Once Paul has established and clarified that the gifts are various Spirit-shaped, Grace-expressive enablings by which the Church community equips one another with Christ-like maturity, in 1 Corinthians 12:29-30, he states a conundrum—not every believer has the same gift. Not every follower has the same function. It’s a conundrum that can create some concern within one’s soul. Do I have a spiritual gift? How can I discover it? How might I develop it?
Paul’s solution is to cut through the confusion with a simple, but excellent way forward. It’s called Love.
“If I speak in the tongues of mortals and of angels, but do not have love, I am a noisy gong or a clanging cymbal. And if I have prophetic powers, and understand all mysteries and all knowledge, and if I have all faith, so as to remove mountains, but do not have love, I am nothing. If I give away all my possessions, and if I hand over my body so that I may boast, but do not have love, I gain nothing.” (1 Corinthians 13:1-3)

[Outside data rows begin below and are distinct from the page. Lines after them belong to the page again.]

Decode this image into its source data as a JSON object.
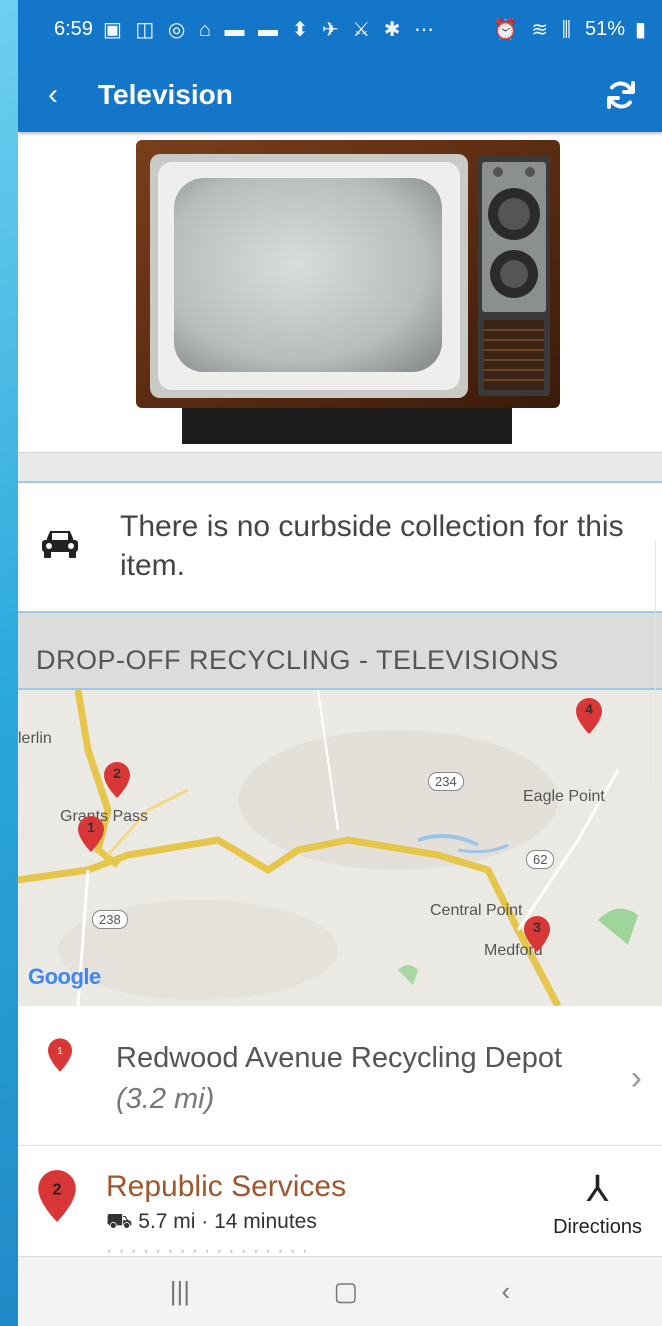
{
  "status_bar": {
    "time": "6:59",
    "icons_left": "▣ ◫ ◎ ⌂ ▬ ▬ ⬍ ✈ ⚔ ✱ ⋯",
    "icons_right": "⏰ ≋ ⫼",
    "battery": "51%"
  },
  "app_bar": {
    "title": "Television",
    "back_icon": "back-arrow-icon",
    "refresh_icon": "refresh-icon"
  },
  "curbside": {
    "message": "There is no curbside collection for this item."
  },
  "section": {
    "title": "DROP-OFF RECYCLING - TELEVISIONS"
  },
  "map": {
    "labels": {
      "merlin": "lerlin",
      "grants_pass": "Grants Pass",
      "eagle_point": "Eagle Point",
      "central_point": "Central Point",
      "medford": "Medford"
    },
    "routes": {
      "r234": "234",
      "r62": "62",
      "r238": "238"
    },
    "pins": [
      "1",
      "2",
      "3",
      "4"
    ],
    "attribution": "Google"
  },
  "locations": [
    {
      "pin": "1",
      "name": "Redwood Avenue Recycling Depot",
      "distance": "(3.2 mi)"
    },
    {
      "pin": "2",
      "name": "Republic Services",
      "drive": "5.7 mi  · 14 minutes",
      "directions_label": "Directions"
    }
  ],
  "colors": {
    "primary": "#1476c9",
    "pin_red": "#d93737",
    "link_brown": "#a0552a"
  }
}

In these sledge-hammering comments, Paul clarifies that if the giftings are not expressed in and through Love, the gifts will not facilitate the common good the Spirit meant to manifest. If our gifts are not channeled by Love, the Spirit will be unable to use His graces-in-us to shape a Christlike community. With the efficiency of the giftings appearing to depend on whether Love is present, it would then seem that Love is both the way of discovering our giftings and the means of disciplining ourselves for their use.

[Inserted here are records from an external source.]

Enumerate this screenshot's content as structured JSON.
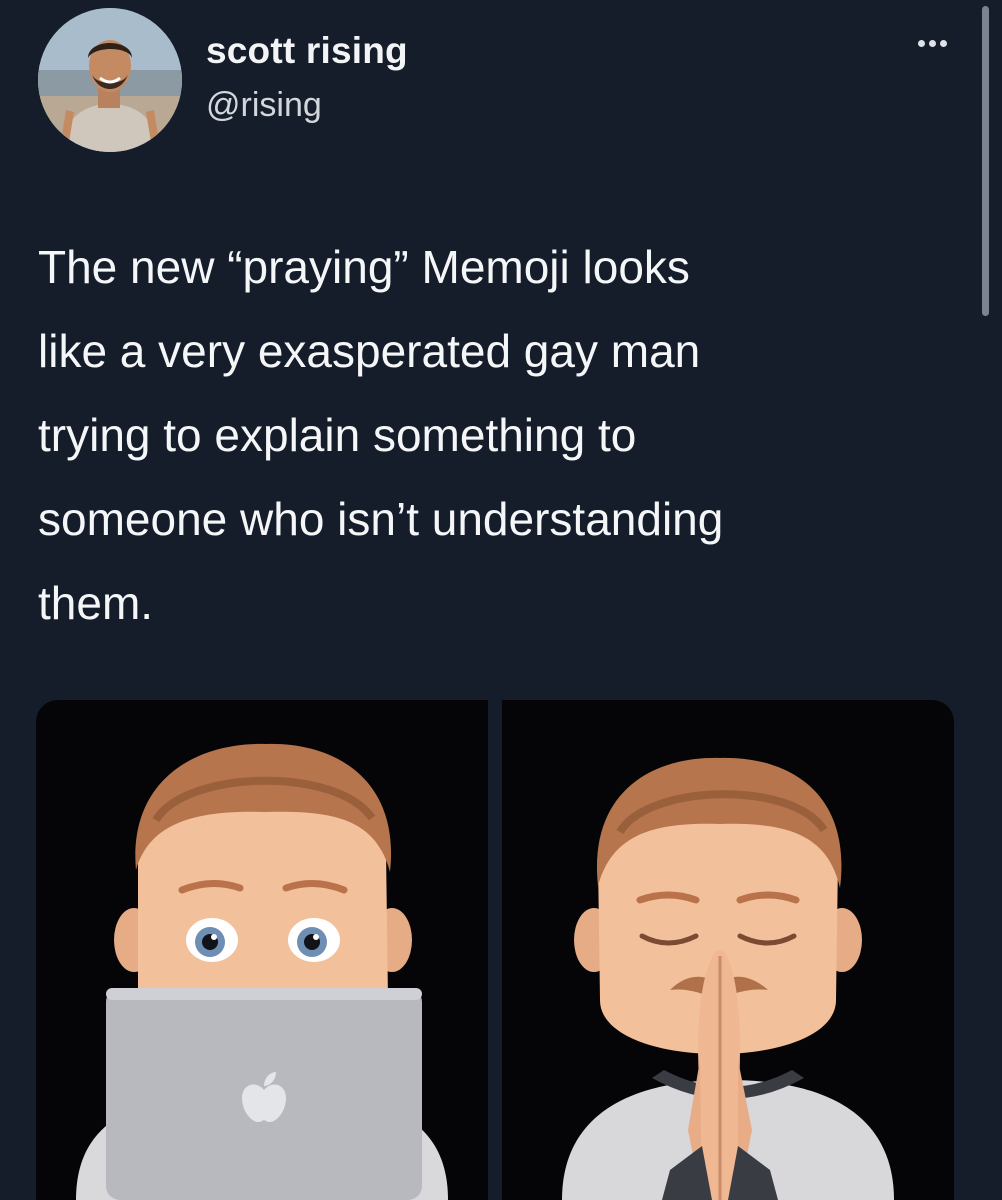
{
  "tweet": {
    "author": {
      "display_name": "scott rising",
      "handle": "@rising",
      "avatar_icon": "avatar-photo"
    },
    "more_icon": "more-horizontal-icon",
    "text": "The new “praying” Memoji looks\nlike a very exasperated gay man\ntrying to explain something to\nsomeone who isn’t understanding\nthem.",
    "media": [
      {
        "kind": "memoji-laptop",
        "icon": "apple-logo-icon"
      },
      {
        "kind": "memoji-praying"
      }
    ]
  },
  "colors": {
    "background": "#151d2b",
    "text": "#f5f6f8",
    "secondary_text": "#d3d7dc",
    "media_background": "#050507"
  }
}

“Love is patient; love is kind; love is not envious or boastful or arrogant or rude. It does not insist on its own way; it is not irritable or resentful; it does not rejoice in wrongdoing, but rejoices in the truth. It bears all things, believes all things, hopes all things, endures all things. Love never ends.” (1 Corinthians 13:4-8)

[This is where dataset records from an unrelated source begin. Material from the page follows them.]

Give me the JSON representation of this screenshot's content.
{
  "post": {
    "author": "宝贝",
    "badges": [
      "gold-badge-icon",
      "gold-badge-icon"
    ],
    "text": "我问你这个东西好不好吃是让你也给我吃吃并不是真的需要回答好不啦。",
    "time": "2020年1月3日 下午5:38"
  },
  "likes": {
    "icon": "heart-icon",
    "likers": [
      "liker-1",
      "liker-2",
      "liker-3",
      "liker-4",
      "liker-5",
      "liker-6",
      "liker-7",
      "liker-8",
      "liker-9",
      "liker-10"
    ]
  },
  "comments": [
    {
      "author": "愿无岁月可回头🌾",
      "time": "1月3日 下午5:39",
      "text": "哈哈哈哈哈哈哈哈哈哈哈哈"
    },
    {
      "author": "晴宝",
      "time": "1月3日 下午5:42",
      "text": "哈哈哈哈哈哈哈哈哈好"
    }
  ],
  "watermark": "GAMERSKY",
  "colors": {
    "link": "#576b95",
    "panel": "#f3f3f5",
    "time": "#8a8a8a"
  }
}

A careful look at Paul’s famous Love passage here suggests at least two aspects of Love that relates to the discovery and development of our spiritual gifts.
One, this Love is interactive. “Patient…kind…not boastful…” are things that require interacting with others in order to be properly practiced. Since spiritual gifts are interactive by nature, Love gets us to where we need to be, both spatially and maturely, to use the gift. People won’t be blessed by the Spirit’s gifts in us if we’re not willing to interact with them, and we won’t interact with them if we aren’t willing to Love them. Love shapes in us the willingness to interact with one another so the Spirit can shape through us His Grace in that other.
Second, this Love is holy. This Love does not bend to whatever wind it’s blowing in; this Love remains rooted in the deliberately distinct and disciplined nature that brought it forth. Holiness seeks to use interactions as transformative encounters that yield “the common good” the Spirit desires to manifest. One might have the gift of godly knowledge, but if they don’t teach with patience and kindness, they cannot affect the “the common good”. If Christlikeness is the destiny, holiness is the fuel that makes Love go.
How might this all be generally applied? Look around your congregation. What people, situations, services, or needs are opportunities to practice this list of Love? Start small and simple; experiment and go from there. Over time, pay attention to how your maturation and ministering efforts overlap with the encouragement and growth of others; within that overlap may very well be an enabling by God’s Spirit to express His Grace.